This week, we are set to receive tons of important inflation data. Also as we are one week out from the next Fed meeting, I expect to see some extreme volatility in large-cap tech stocks as the rollercoaster continues.

AI darling Nvidia soared to a record high last week, but the main question remains, is there a bubble? Or is there more room to rally for SPY, VOO, or Nasdaq QQQ?

These massive recent moves caught everyone by surprise, and many are still scratching their heads. Expert Michel A. Gayed has been warning that NVDA is overvalued since it was trading at $250. Now it’s nearly $1,000. The main question is whether these are bubble prices or not.

According to some analysts, the answer is no. I recently read in Bloomberg that, according to JP Morgan and Goldman Sachs’ analysts, the magnificent seven stocks (Apple, Microsoft, Google’s parent Alphabet, Amazon, Nvidia, Meta Platforms, and Tesla) are currently trading lower relative to the rest of the S&P 500 than the average of the past five years.

Yes, there is concern over the very strong performance of the Magnificent 7, but the group is currently trading less stretched than a few years ago, to their given earnings delivery. This does not mean that the group is immune to profit disappointments ahead, but in the case of general earnings disappointment, these stocks could still perform better than traditional cyclicals reliant on the economy’s strength.

However, not all Magnificent Seven are doing well. Apple shares entered a technical correction this month amid concerns about the company’s slumping iPhone sales and regulatory pressures. Tesla shares are also in a downward spiral, and it seems until China recovers, they may trade below $200 in a range between $160 to $180 per share.

So, there is more room to rally for sure, at least according to some analysts. Gold is pushing toward another record as traders are set to parse the US inflation print tomorrow. And Bitcoin continued its surge, topping $71,800.

On Sunday evening pre-market trading on some apps, the 3rd largest company just went from being down 6% to up 3% and back down 2% in 5 hours.
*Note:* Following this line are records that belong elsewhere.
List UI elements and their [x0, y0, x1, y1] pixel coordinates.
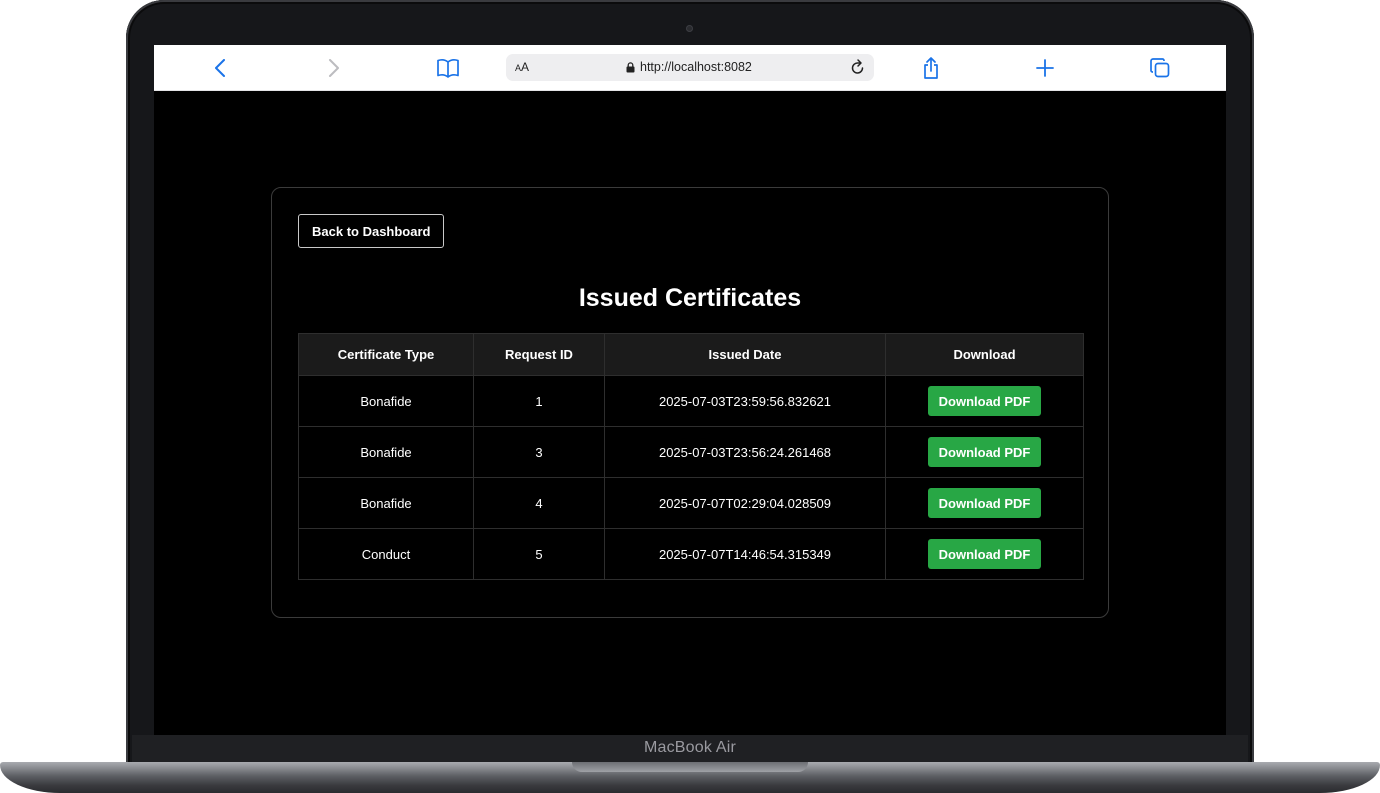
download-cell: Download PDF: [885, 528, 1084, 580]
reload-icon[interactable]: [850, 58, 866, 81]
request-id-cell: 5: [473, 528, 605, 580]
page-title: Issued Certificates: [578, 284, 802, 312]
lock-icon: [626, 61, 635, 72]
screen: AA http://localhost:8082 Back to Dashboa…: [154, 45, 1226, 735]
browser-toolbar: AA http://localhost:8082: [154, 45, 1226, 91]
certificate-type-cell: Conduct: [298, 528, 474, 580]
table-row: Conduct 5 2025-07-07T14:46:54.315349 Dow…: [298, 528, 1084, 580]
share-icon[interactable]: [918, 55, 944, 81]
laptop-notch: [572, 762, 808, 772]
table-row: Bonafide 4 2025-07-07T02:29:04.028509 Do…: [298, 477, 1084, 529]
request-id-cell: 3: [473, 426, 605, 478]
download-cell: Download PDF: [885, 426, 1084, 478]
camera-icon: [686, 25, 693, 32]
request-id-cell: 1: [473, 375, 605, 427]
issued-date-cell: 2025-07-07T14:46:54.315349: [604, 528, 886, 580]
certificate-type-cell: Bonafide: [298, 477, 474, 529]
laptop-chin: MacBook Air: [132, 735, 1248, 765]
device-label: MacBook Air: [643, 739, 736, 756]
certificates-table: Certificate Type Request ID Issued Date …: [298, 333, 1084, 580]
bookmarks-icon[interactable]: [435, 55, 461, 81]
download-pdf-button[interactable]: Download PDF: [928, 386, 1041, 416]
address-bar[interactable]: AA http://localhost:8082: [506, 54, 874, 81]
certificate-type-cell: Bonafide: [298, 375, 474, 427]
certificates-card: Back to Dashboard Issued Certificates Ce…: [271, 187, 1109, 618]
download-cell: Download PDF: [885, 477, 1084, 529]
download-pdf-button[interactable]: Download PDF: [928, 437, 1041, 467]
back-chevron-icon[interactable]: [207, 55, 233, 81]
issued-date-cell: 2025-07-03T23:56:24.261468: [604, 426, 886, 478]
column-header-request-id: Request ID: [473, 333, 605, 376]
column-header-certificate-type: Certificate Type: [298, 333, 474, 376]
download-pdf-button[interactable]: Download PDF: [928, 539, 1041, 569]
issued-date-cell: 2025-07-07T02:29:04.028509: [604, 477, 886, 529]
url-text: http://localhost:8082: [640, 60, 752, 74]
forward-chevron-icon[interactable]: [321, 55, 347, 81]
request-id-cell: 4: [473, 477, 605, 529]
tabs-overview-icon[interactable]: [1147, 55, 1173, 81]
url-display: http://localhost:8082: [626, 60, 752, 74]
text-size-button[interactable]: AA: [515, 60, 529, 74]
download-cell: Download PDF: [885, 375, 1084, 427]
table-row: Bonafide 3 2025-07-03T23:56:24.261468 Do…: [298, 426, 1084, 478]
column-header-download: Download: [885, 333, 1084, 376]
certificate-type-cell: Bonafide: [298, 426, 474, 478]
table-header-row: Certificate Type Request ID Issued Date …: [298, 333, 1084, 376]
table-row: Bonafide 1 2025-07-03T23:59:56.832621 Do…: [298, 375, 1084, 427]
download-pdf-button[interactable]: Download PDF: [928, 488, 1041, 518]
new-tab-icon[interactable]: [1032, 55, 1058, 81]
column-header-issued-date: Issued Date: [604, 333, 886, 376]
back-to-dashboard-button[interactable]: Back to Dashboard: [298, 214, 445, 248]
issued-date-cell: 2025-07-03T23:59:56.832621: [604, 375, 886, 427]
Even as markets are closed, some 24-hour brokerage platforms are seeing massive swings in $NVDA. That’s a swing of over $300 billion in market cap on a Sunday night.

If you include the reversal of Friday’s high, that’s an 18% drawdown in less than 2 trading days. NVDA is now more volatile than most meme stocks and cryptocurrencies. This stock truly is one of a kind.

But for us active traders, day trading volatility is perfect, and it is easy to see 4-5% moves these days. Just today we had a 15% move on MARA and a 5% move on TSLA alone. Today I had a big loss on MARA and AMD but managed to catch a nice rebound trade from TSLA and NVDA. Overall, my recap was a roller coaster of ups and downs, but there is some information for you to watch and learn from it.

If you have any questions about the recap, let me know in the comments!

This week’s presentations are important. Tonight is the onboarding class for all new traders by Carlos. For Tuesday, Thor´s webinar is about the fundamental concepts of trade evaluation for trading success. And on Wednesday, we have Jared Tendler, one of my favorite coaches, to present for our Psychology Wednesday webinars.

For the full list of our webinars, please check out this page.

I will be traveling to Europe this Wednesday and won’t be trading for 5 days. Lenny, one of our best traders in Peak Capital Trading, is trading the Open with Brian. He has been a great trader and has a great course on 5-minute Opening Break Out. The top trader at PCT, who will win the $10,000 PCT trading challenge, actually worked with Lenny.

So, you are in for a treat trading with Lenny at the Open, and I hope you enjoy it.

I will be in the Alps skiing for one week, but I hope to get into the trading room and make some scalps!